5 Basic Ways to Manage Anxiety At Home
[originally published June 13 2020]
Many of us are back at work in this stage of the quarantine. However, it is still unlikely that we can go out to downtown areas, stores, cafes, and bars safely. The virus is still just as infectious as it was in May - so there's a good chance we will all still be at home most of the time until things start getting significantly better.
Anxiety often creeps in when we spend a lot of time in the same place. Of course, a global pandemic often creates much anxiety on its own. I have been experiencing massive amounts of anxiety during the stay-at-home order and even now as it has been lifted. Some days, I just don't know what to do! If you are looking for new or different ways to help manage anxiety, please keep reading! I hope you'll find that something appeals to you on this list - and I hope it helps you!
Just Lie Down
Honestly, this is one of my favorite anxiety-management techniques! When my anxiety gets really bad, I'll lie down on my back, flat on the floor, and just focus on my breathing. I'll close my eyes and focus on the sounds from outside my window or from inside my house. I try to keep it as quiet and serene as possible. Turn off the lights, focus on the soft sensations around you, and avoid triggering excess stimuli.
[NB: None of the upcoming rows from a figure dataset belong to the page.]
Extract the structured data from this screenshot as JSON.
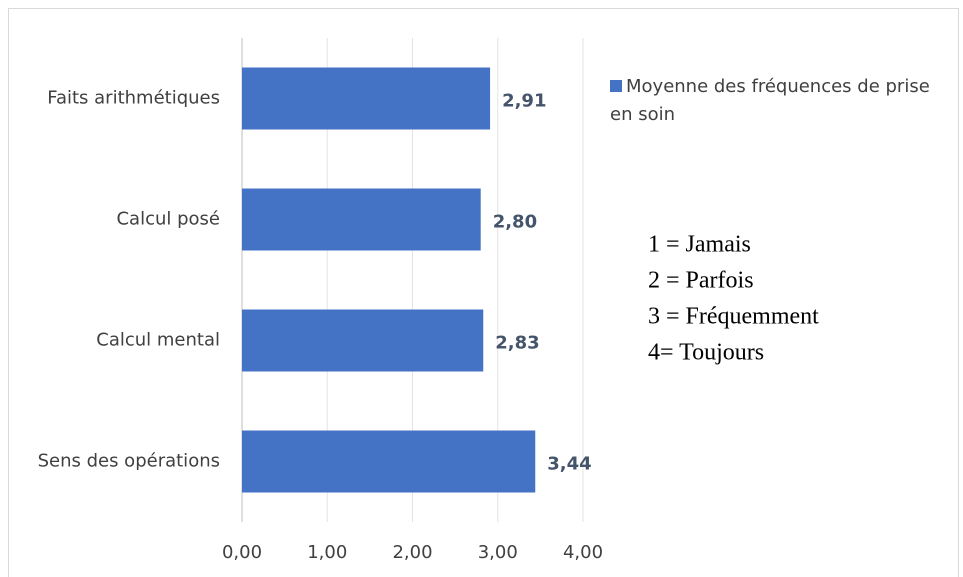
{
  "chart_data": {
    "type": "bar",
    "orientation": "horizontal",
    "categories": [
      "Faits arithmétiques",
      "Calcul posé",
      "Calcul mental",
      "Sens des opérations"
    ],
    "series": [
      {
        "name": "Moyenne des fréquences de prise en soin",
        "color": "#4472c4",
        "values": [
          2.91,
          2.8,
          2.83,
          3.44
        ],
        "value_labels": [
          "2,91",
          "2,80",
          "2,83",
          "3,44"
        ]
      }
    ],
    "xlim": [
      0,
      4
    ],
    "xticks": [
      {
        "value": 0,
        "label": "0,00"
      },
      {
        "value": 1,
        "label": "1,00"
      },
      {
        "value": 2,
        "label": "2,00"
      },
      {
        "value": 3,
        "label": "3,00"
      },
      {
        "value": 4,
        "label": "4,00"
      }
    ],
    "grid": true,
    "legend": "right",
    "annotations": [
      "1 = Jamais",
      "2 = Parfois",
      "3 = Fréquemment",
      "4= Toujours"
    ]
  }
}
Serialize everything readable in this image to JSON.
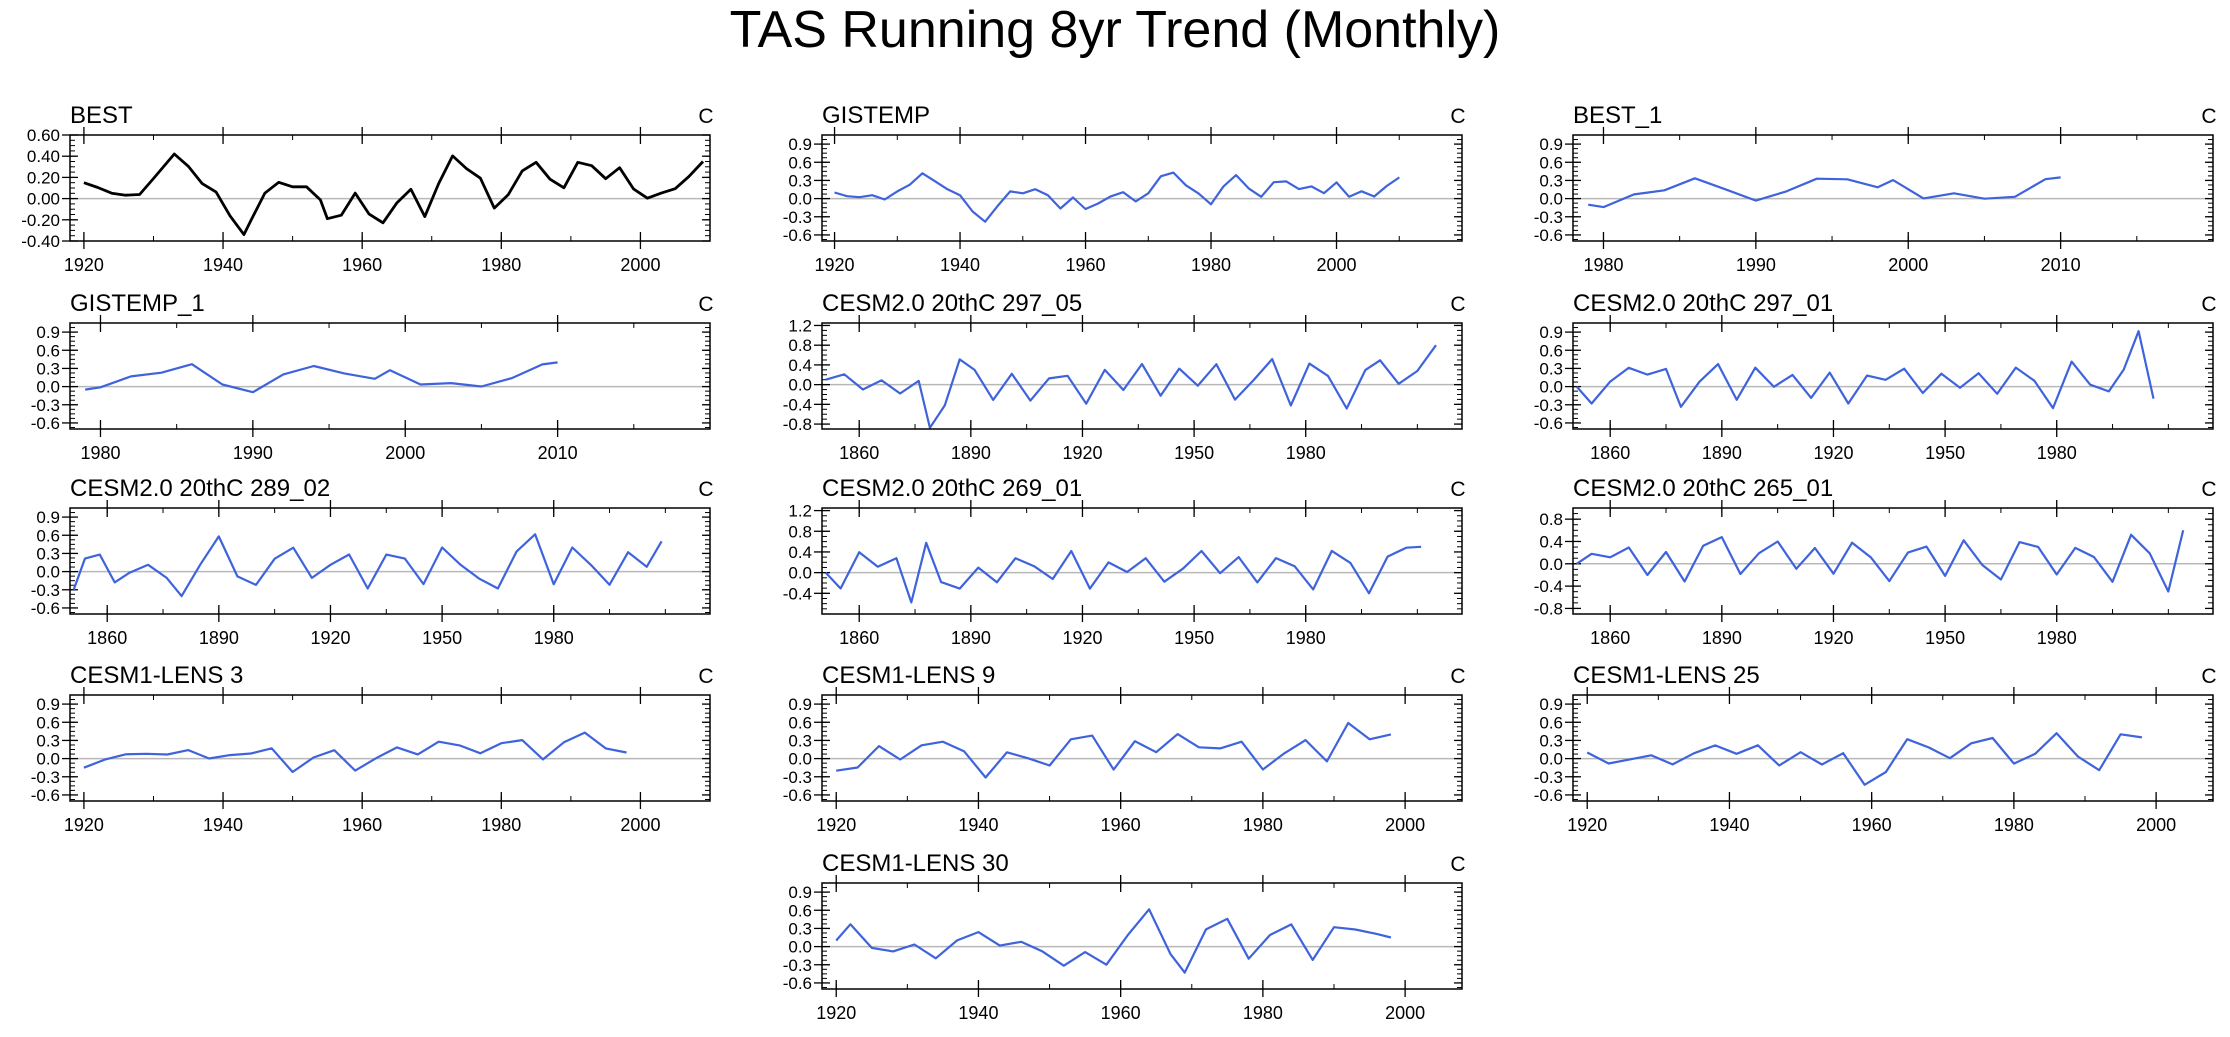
{
  "title": "TAS Running 8yr Trend (Monthly)",
  "colors": {
    "black_line": "#000000",
    "blue_line": "#3f63dc",
    "zero_line": "#b8b8b8",
    "frame": "#000000"
  },
  "chart_data": [
    {
      "type": "line",
      "title": "BEST",
      "units": "C",
      "color": "black",
      "xlim": [
        1918,
        2010
      ],
      "ylim": [
        -0.4,
        0.6
      ],
      "xticks": [
        1920,
        1940,
        1960,
        1980,
        2000
      ],
      "yticks": [
        -0.4,
        -0.2,
        0.0,
        0.2,
        0.4,
        0.6
      ],
      "ytick_labels": [
        "-0.40",
        "-0.20",
        "0.00",
        "0.20",
        "0.40",
        "0.60"
      ],
      "x": [
        1920,
        1922,
        1924,
        1926,
        1928,
        1930,
        1932,
        1933,
        1935,
        1937,
        1939,
        1941,
        1943,
        1944,
        1946,
        1948,
        1950,
        1952,
        1954,
        1955,
        1957,
        1959,
        1961,
        1963,
        1965,
        1967,
        1969,
        1971,
        1973,
        1975,
        1977,
        1979,
        1981,
        1983,
        1985,
        1987,
        1989,
        1991,
        1993,
        1995,
        1997,
        1999,
        2001,
        2003,
        2005,
        2007,
        2009
      ],
      "y": [
        0.15,
        0.1,
        0.06,
        0.02,
        0.05,
        0.18,
        0.35,
        0.42,
        0.3,
        0.15,
        0.05,
        -0.15,
        -0.35,
        -0.2,
        0.05,
        0.15,
        0.12,
        0.1,
        0.0,
        -0.2,
        -0.15,
        0.05,
        -0.15,
        -0.22,
        -0.05,
        0.1,
        -0.18,
        0.15,
        0.4,
        0.28,
        0.2,
        -0.1,
        0.05,
        0.25,
        0.35,
        0.18,
        0.1,
        0.35,
        0.3,
        0.2,
        0.28,
        0.1,
        0.0,
        0.05,
        0.1,
        0.2,
        0.35
      ]
    },
    {
      "type": "line",
      "title": "GISTEMP",
      "units": "C",
      "color": "blue",
      "xlim": [
        1918,
        2020
      ],
      "ylim": [
        -0.7,
        1.05
      ],
      "xticks": [
        1920,
        1940,
        1960,
        1980,
        2000
      ],
      "yticks": [
        -0.6,
        -0.3,
        0.0,
        0.3,
        0.6,
        0.9
      ],
      "ytick_labels": [
        "-0.6",
        "-0.3",
        "0.0",
        "0.3",
        "0.6",
        "0.9"
      ],
      "x": [
        1920,
        1922,
        1924,
        1926,
        1928,
        1930,
        1932,
        1934,
        1936,
        1938,
        1940,
        1942,
        1944,
        1946,
        1948,
        1950,
        1952,
        1954,
        1956,
        1958,
        1960,
        1962,
        1964,
        1966,
        1968,
        1970,
        1972,
        1974,
        1976,
        1978,
        1980,
        1982,
        1984,
        1986,
        1988,
        1990,
        1992,
        1994,
        1996,
        1998,
        2000,
        2002,
        2004,
        2006,
        2008,
        2010
      ],
      "y": [
        0.1,
        0.05,
        0.02,
        0.05,
        0.0,
        0.1,
        0.25,
        0.4,
        0.3,
        0.15,
        0.05,
        -0.2,
        -0.4,
        -0.1,
        0.1,
        0.1,
        0.15,
        0.05,
        -0.15,
        0.0,
        -0.15,
        -0.1,
        0.05,
        0.1,
        -0.05,
        0.1,
        0.35,
        0.45,
        0.2,
        0.1,
        -0.1,
        0.2,
        0.4,
        0.15,
        0.05,
        0.25,
        0.3,
        0.15,
        0.2,
        0.1,
        0.25,
        0.05,
        0.1,
        0.05,
        0.2,
        0.35
      ]
    },
    {
      "type": "line",
      "title": "BEST_1",
      "units": "C",
      "color": "blue",
      "xlim": [
        1978,
        2020
      ],
      "ylim": [
        -0.7,
        1.05
      ],
      "xticks": [
        1980,
        1990,
        2000,
        2010
      ],
      "yticks": [
        -0.6,
        -0.3,
        0.0,
        0.3,
        0.6,
        0.9
      ],
      "ytick_labels": [
        "-0.6",
        "-0.3",
        "0.0",
        "0.3",
        "0.6",
        "0.9"
      ],
      "x": [
        1979,
        1980,
        1982,
        1984,
        1986,
        1988,
        1990,
        1992,
        1994,
        1996,
        1998,
        1999,
        2001,
        2003,
        2005,
        2007,
        2009,
        2010
      ],
      "y": [
        -0.1,
        -0.12,
        0.05,
        0.15,
        0.33,
        0.15,
        -0.02,
        0.1,
        0.35,
        0.3,
        0.2,
        0.3,
        0.0,
        0.1,
        -0.02,
        0.05,
        0.3,
        0.35
      ]
    },
    {
      "type": "line",
      "title": "GISTEMP_1",
      "units": "C",
      "color": "blue",
      "xlim": [
        1978,
        2020
      ],
      "ylim": [
        -0.7,
        1.05
      ],
      "xticks": [
        1980,
        1990,
        2000,
        2010
      ],
      "yticks": [
        -0.6,
        -0.3,
        0.0,
        0.3,
        0.6,
        0.9
      ],
      "ytick_labels": [
        "-0.6",
        "-0.3",
        "0.0",
        "0.3",
        "0.6",
        "0.9"
      ],
      "x": [
        1979,
        1980,
        1982,
        1984,
        1986,
        1988,
        1990,
        1992,
        1994,
        1996,
        1998,
        1999,
        2001,
        2003,
        2005,
        2007,
        2009,
        2010
      ],
      "y": [
        -0.05,
        0.0,
        0.15,
        0.25,
        0.35,
        0.05,
        -0.1,
        0.2,
        0.35,
        0.2,
        0.15,
        0.25,
        0.05,
        0.05,
        0.0,
        0.15,
        0.35,
        0.4
      ]
    },
    {
      "type": "line",
      "title": "CESM2.0 20thC 297_05",
      "units": "C",
      "color": "blue",
      "xlim": [
        1850,
        2022
      ],
      "ylim": [
        -0.9,
        1.25
      ],
      "xticks": [
        1860,
        1890,
        1920,
        1950,
        1980
      ],
      "yticks": [
        -0.8,
        -0.4,
        0.0,
        0.4,
        0.8,
        1.2
      ],
      "ytick_labels": [
        "-0.8",
        "-0.4",
        "0.0",
        "0.4",
        "0.8",
        "1.2"
      ],
      "x": [
        1851,
        1856,
        1861,
        1866,
        1871,
        1876,
        1879,
        1883,
        1887,
        1891,
        1896,
        1901,
        1906,
        1911,
        1916,
        1921,
        1926,
        1931,
        1936,
        1941,
        1946,
        1951,
        1956,
        1961,
        1966,
        1971,
        1976,
        1981,
        1986,
        1991,
        1996,
        2000,
        2005,
        2010,
        2015
      ],
      "y": [
        0.1,
        0.2,
        -0.1,
        0.1,
        -0.2,
        0.1,
        -0.9,
        -0.4,
        0.5,
        0.3,
        -0.3,
        0.2,
        -0.3,
        0.1,
        0.2,
        -0.4,
        0.3,
        -0.1,
        0.4,
        -0.2,
        0.3,
        0.0,
        0.4,
        -0.3,
        0.1,
        0.5,
        -0.4,
        0.4,
        0.2,
        -0.5,
        0.3,
        0.5,
        0.0,
        0.3,
        0.8
      ]
    },
    {
      "type": "line",
      "title": "CESM2.0 20thC 297_01",
      "units": "C",
      "color": "blue",
      "xlim": [
        1850,
        2022
      ],
      "ylim": [
        -0.7,
        1.05
      ],
      "xticks": [
        1860,
        1890,
        1920,
        1950,
        1980
      ],
      "yticks": [
        -0.6,
        -0.3,
        0.0,
        0.3,
        0.6,
        0.9
      ],
      "ytick_labels": [
        "-0.6",
        "-0.3",
        "0.0",
        "0.3",
        "0.6",
        "0.9"
      ],
      "x": [
        1851,
        1855,
        1860,
        1865,
        1870,
        1875,
        1879,
        1884,
        1889,
        1894,
        1899,
        1904,
        1909,
        1914,
        1919,
        1924,
        1929,
        1934,
        1939,
        1944,
        1949,
        1954,
        1959,
        1964,
        1969,
        1974,
        1979,
        1984,
        1989,
        1994,
        1998,
        2002,
        2006
      ],
      "y": [
        0.0,
        -0.3,
        0.1,
        0.3,
        0.2,
        0.3,
        -0.35,
        0.1,
        0.35,
        -0.2,
        0.3,
        0.0,
        0.2,
        -0.2,
        0.25,
        -0.3,
        0.2,
        0.1,
        0.3,
        -0.1,
        0.2,
        0.0,
        0.2,
        -0.1,
        0.3,
        0.1,
        -0.35,
        0.4,
        0.05,
        -0.1,
        0.3,
        0.9,
        -0.2
      ]
    },
    {
      "type": "line",
      "title": "CESM2.0 20thC 289_02",
      "units": "C",
      "color": "blue",
      "xlim": [
        1850,
        2022
      ],
      "ylim": [
        -0.7,
        1.05
      ],
      "xticks": [
        1860,
        1890,
        1920,
        1950,
        1980
      ],
      "yticks": [
        -0.6,
        -0.3,
        0.0,
        0.3,
        0.6,
        0.9
      ],
      "ytick_labels": [
        "-0.6",
        "-0.3",
        "0.0",
        "0.3",
        "0.6",
        "0.9"
      ],
      "x": [
        1851,
        1854,
        1858,
        1862,
        1866,
        1871,
        1876,
        1880,
        1885,
        1890,
        1895,
        1900,
        1905,
        1910,
        1915,
        1920,
        1925,
        1930,
        1935,
        1940,
        1945,
        1950,
        1955,
        1960,
        1965,
        1970,
        1975,
        1980,
        1985,
        1990,
        1995,
        2000,
        2005,
        2009
      ],
      "y": [
        -0.3,
        0.2,
        0.3,
        -0.2,
        0.0,
        0.1,
        -0.1,
        -0.4,
        0.1,
        0.6,
        -0.1,
        -0.2,
        0.2,
        0.4,
        -0.1,
        0.1,
        0.3,
        -0.3,
        0.3,
        0.2,
        -0.2,
        0.4,
        0.1,
        -0.1,
        -0.3,
        0.35,
        0.6,
        -0.2,
        0.4,
        0.1,
        -0.2,
        0.3,
        0.1,
        0.5
      ]
    },
    {
      "type": "line",
      "title": "CESM2.0 20thC 269_01",
      "units": "C",
      "color": "blue",
      "xlim": [
        1850,
        2022
      ],
      "ylim": [
        -0.8,
        1.25
      ],
      "xticks": [
        1860,
        1890,
        1920,
        1950,
        1980
      ],
      "yticks": [
        -0.4,
        0.0,
        0.4,
        0.8,
        1.2
      ],
      "ytick_labels": [
        "-0.4",
        "0.0",
        "0.4",
        "0.8",
        "1.2"
      ],
      "x": [
        1851,
        1855,
        1860,
        1865,
        1870,
        1874,
        1878,
        1882,
        1887,
        1892,
        1897,
        1902,
        1907,
        1912,
        1917,
        1922,
        1927,
        1932,
        1937,
        1942,
        1947,
        1952,
        1957,
        1962,
        1967,
        1972,
        1977,
        1982,
        1987,
        1992,
        1997,
        2002,
        2007,
        2011
      ],
      "y": [
        0.0,
        -0.3,
        0.4,
        0.1,
        0.3,
        -0.6,
        0.6,
        -0.2,
        -0.3,
        0.1,
        -0.2,
        0.3,
        0.1,
        -0.1,
        0.4,
        -0.3,
        0.2,
        0.0,
        0.3,
        -0.2,
        0.1,
        0.4,
        0.0,
        0.3,
        -0.2,
        0.3,
        0.1,
        -0.3,
        0.4,
        0.2,
        -0.4,
        0.3,
        0.5,
        0.5
      ]
    },
    {
      "type": "line",
      "title": "CESM2.0 20thC 265_01",
      "units": "C",
      "color": "blue",
      "xlim": [
        1850,
        2022
      ],
      "ylim": [
        -0.9,
        1.0
      ],
      "xticks": [
        1860,
        1890,
        1920,
        1950,
        1980
      ],
      "yticks": [
        -0.8,
        -0.4,
        0.0,
        0.4,
        0.8
      ],
      "ytick_labels": [
        "-0.8",
        "-0.4",
        "0.0",
        "0.4",
        "0.8"
      ],
      "x": [
        1851,
        1855,
        1860,
        1865,
        1870,
        1875,
        1880,
        1885,
        1890,
        1895,
        1900,
        1905,
        1910,
        1915,
        1920,
        1925,
        1930,
        1935,
        1940,
        1945,
        1950,
        1955,
        1960,
        1965,
        1970,
        1975,
        1980,
        1985,
        1990,
        1995,
        2000,
        2005,
        2010,
        2014
      ],
      "y": [
        0.0,
        0.2,
        0.1,
        0.3,
        -0.2,
        0.2,
        -0.3,
        0.3,
        0.5,
        -0.2,
        0.2,
        0.4,
        -0.1,
        0.3,
        -0.2,
        0.4,
        0.1,
        -0.3,
        0.2,
        0.3,
        -0.2,
        0.4,
        0.0,
        -0.3,
        0.4,
        0.3,
        -0.2,
        0.3,
        0.1,
        -0.3,
        0.5,
        0.2,
        -0.5,
        0.6
      ]
    },
    {
      "type": "line",
      "title": "CESM1-LENS 3",
      "units": "C",
      "color": "blue",
      "xlim": [
        1918,
        2010
      ],
      "ylim": [
        -0.7,
        1.05
      ],
      "xticks": [
        1920,
        1940,
        1960,
        1980,
        2000
      ],
      "yticks": [
        -0.6,
        -0.3,
        0.0,
        0.3,
        0.6,
        0.9
      ],
      "ytick_labels": [
        "-0.6",
        "-0.3",
        "0.0",
        "0.3",
        "0.6",
        "0.9"
      ],
      "x": [
        1920,
        1923,
        1926,
        1929,
        1932,
        1935,
        1938,
        1941,
        1944,
        1947,
        1950,
        1953,
        1956,
        1959,
        1962,
        1965,
        1968,
        1971,
        1974,
        1977,
        1980,
        1983,
        1986,
        1989,
        1992,
        1995,
        1998
      ],
      "y": [
        -0.15,
        0.0,
        0.05,
        0.1,
        0.05,
        0.15,
        0.0,
        0.05,
        0.1,
        0.15,
        -0.2,
        0.0,
        0.15,
        -0.2,
        0.0,
        0.2,
        0.05,
        0.3,
        0.2,
        0.1,
        0.25,
        0.3,
        0.0,
        0.25,
        0.45,
        0.15,
        0.1
      ]
    },
    {
      "type": "line",
      "title": "CESM1-LENS 9",
      "units": "C",
      "color": "blue",
      "xlim": [
        1918,
        2008
      ],
      "ylim": [
        -0.7,
        1.05
      ],
      "xticks": [
        1920,
        1940,
        1960,
        1980,
        2000
      ],
      "yticks": [
        -0.6,
        -0.3,
        0.0,
        0.3,
        0.6,
        0.9
      ],
      "ytick_labels": [
        "-0.6",
        "-0.3",
        "0.0",
        "0.3",
        "0.6",
        "0.9"
      ],
      "x": [
        1920,
        1923,
        1926,
        1929,
        1932,
        1935,
        1938,
        1941,
        1944,
        1947,
        1950,
        1953,
        1956,
        1959,
        1962,
        1965,
        1968,
        1971,
        1974,
        1977,
        1980,
        1983,
        1986,
        1989,
        1992,
        1995,
        1998
      ],
      "y": [
        -0.2,
        -0.15,
        0.2,
        0.0,
        0.2,
        0.3,
        0.1,
        -0.3,
        0.1,
        0.0,
        -0.1,
        0.3,
        0.4,
        -0.2,
        0.3,
        0.1,
        0.4,
        0.2,
        0.15,
        0.3,
        -0.2,
        0.1,
        0.3,
        -0.05,
        0.6,
        0.3,
        0.4
      ]
    },
    {
      "type": "line",
      "title": "CESM1-LENS 25",
      "units": "C",
      "color": "blue",
      "xlim": [
        1918,
        2008
      ],
      "ylim": [
        -0.7,
        1.05
      ],
      "xticks": [
        1920,
        1940,
        1960,
        1980,
        2000
      ],
      "yticks": [
        -0.6,
        -0.3,
        0.0,
        0.3,
        0.6,
        0.9
      ],
      "ytick_labels": [
        "-0.6",
        "-0.3",
        "0.0",
        "0.3",
        "0.6",
        "0.9"
      ],
      "x": [
        1920,
        1923,
        1926,
        1929,
        1932,
        1935,
        1938,
        1941,
        1944,
        1947,
        1950,
        1953,
        1956,
        1959,
        1962,
        1965,
        1968,
        1971,
        1974,
        1977,
        1980,
        1983,
        1986,
        1989,
        1992,
        1995,
        1998
      ],
      "y": [
        0.1,
        -0.1,
        0.0,
        0.05,
        -0.1,
        0.1,
        0.2,
        0.1,
        0.2,
        -0.1,
        0.1,
        -0.1,
        0.1,
        -0.45,
        -0.2,
        0.3,
        0.2,
        0.0,
        0.25,
        0.35,
        -0.1,
        0.1,
        0.4,
        0.05,
        -0.2,
        0.4,
        0.35
      ]
    },
    {
      "type": "line",
      "title": "CESM1-LENS 30",
      "units": "C",
      "color": "blue",
      "xlim": [
        1918,
        2008
      ],
      "ylim": [
        -0.7,
        1.05
      ],
      "xticks": [
        1920,
        1940,
        1960,
        1980,
        2000
      ],
      "yticks": [
        -0.6,
        -0.3,
        0.0,
        0.3,
        0.6,
        0.9
      ],
      "ytick_labels": [
        "-0.6",
        "-0.3",
        "0.0",
        "0.3",
        "0.6",
        "0.9"
      ],
      "x": [
        1920,
        1922,
        1925,
        1928,
        1931,
        1934,
        1937,
        1940,
        1943,
        1946,
        1949,
        1952,
        1955,
        1958,
        1961,
        1964,
        1967,
        1969,
        1972,
        1975,
        1978,
        1981,
        1984,
        1987,
        1990,
        1993,
        1996,
        1998
      ],
      "y": [
        0.1,
        0.35,
        0.0,
        -0.1,
        0.05,
        -0.2,
        0.1,
        0.25,
        0.0,
        0.1,
        -0.1,
        -0.3,
        -0.1,
        -0.3,
        0.2,
        0.6,
        -0.1,
        -0.45,
        0.3,
        0.45,
        -0.2,
        0.2,
        0.35,
        -0.2,
        0.3,
        0.3,
        0.2,
        0.15
      ]
    }
  ]
}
This technique has even helped me prevent self-harming in the past.
I love drawing - even if it's just a scribble! If you like drawing and are good at it, this is honestly a perfect way to relieve stress. If you're not good at drawing - try choosing colors that represent how you feel and scribble your emotions across a page. If you don't have all the colors you need, I recommend downloading a sketchbook app if you have a smartphone! A free one that I use to illustrate and doodle is Autodesk Sketchbook. There are many more too, so choose the one that works best for you.
Also, coloring books are still underrated in my opinion.
Push Up Against a Wall
Don't punch the wall, just push. Don't lift your hands or arms from the wall until they feel tired. Pretend like you're about to push the wall over. This helps relieve tension. Visualize your anxiety leaving your body through your arms and into the wall. Push all of your anxiety into the wall. The wall will stand tall (even with all your anxiety) so you can always resume pushing it later. It's always a good idea to 'transfer' your anxiety into inanimate objects, furniture, and structures. I'm pretty sure those things don't even feel anxiety - so give them all you got!
Let it out. Let it out aloud or into a pillow. Don't forget to grab some tissues!
Journal Some Gibberish
I have cohesive journal entries that actually make sense. I also have filled entire pages with repeating words or phrases that described my emotions. You can doodle and write these words and phrases down together to create a complete visualization of your feelings. Sometimes writing gibberish can relieve all the different thoughts spiraling in your head, and other times it can help streamline anxious thoughts.